Every beat of my heart is the tick of a time bomb, reminding me to squeeze as many thrills out of life as I can. Still, the last thing I expect is a horde of nightmarish monsters descending on me in the night, eager to tear me apart.

So when three more demonic figures leap out of the shadows to defend me, my choices are trust my unexpected champions… or die. Not exactly a tough decision.

The beastly men wrench me away from my home, claiming they’ll keep me safe. They say there’s something special about me—something the others want to devour and they mean to protect.

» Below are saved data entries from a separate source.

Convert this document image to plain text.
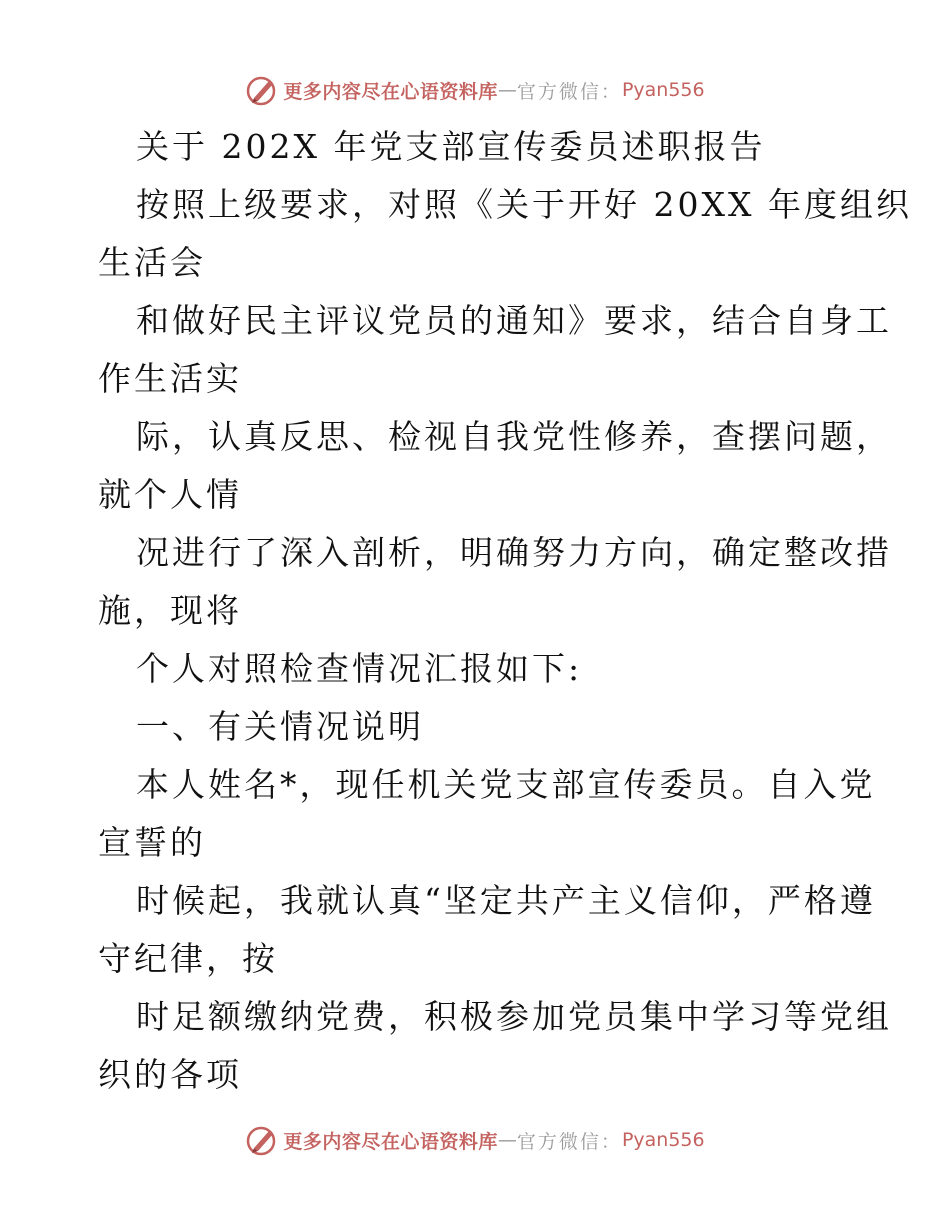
更多内容尽在心语资料库 — 官方微信： Pyan556
关于 202X 年党支部宣传委员述职报告
按照上级要求，对照《关于开好 20XX 年度组织
生活会
和做好民主评议党员的通知》要求，结合自身工
作生活实
际，认真反思、检视自我党性修养，查摆问题，
就个人情
况进行了深入剖析，明确努力方向，确定整改措
施，现将
个人对照检查情况汇报如下:
一、有关情况说明
本人姓名*，现任机关党支部宣传委员。自入党
宣誓的
时候起，我就认真“坚定共产主义信仰，严格遵
守纪律，按
时足额缴纳党费，积极参加党员集中学习等党组
织的各项
更多内容尽在心语资料库 — 官方微信： Pyan556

My monstrous saviors are just as brutal as the creatures they fought off, damaged in ways I’ll never understand. I can tell they’re hiding things from me. But the more we dig into the mysteries surrounding my existence, the more I catch glimpses of tenderness beneath their vicious exteriors.

And the touch of their fangs and tentacles makes me feel so shockingly alive, it’s hard to remember why I ever feared them…

Until I discover the real reason they’re protecting me.

my review

Meh. This was a pretty bland read for me. To start with, I didn’t know beforehand that it is set in the same world as the Flirting With Monsters series. Maybe it’s a spinoff (the characters from that series make an appearance). I don’t know the specifics. I do know that there is so little worldbuilding in this book that if I hadn’t read the Flirting With Monsters series in the past, I would have been lost.

I do not feel that I got to know the characters. (Not that I really needed to. The men are clones of the men from Flirting With Monsters.) I did not feel any chemistry between the lovers. I don’t honestly think there was enough time for any to develop. The plot is simple and predictable. Mostly, it all simply coasted along at just good enough. Never did the book get good and grab my attention. But never did it ever get quite so bad that I decided to DNF. I was mostly just kind of bored with it. Meh, bland.

The writing and editing are fine. The cover is pretty (though I don’t think it matches the tone of the book at all), and I did appreciate all of the disability rep. Honestly, this is probably a case of just not the book for me. I’ve liked other Chase books a lot more.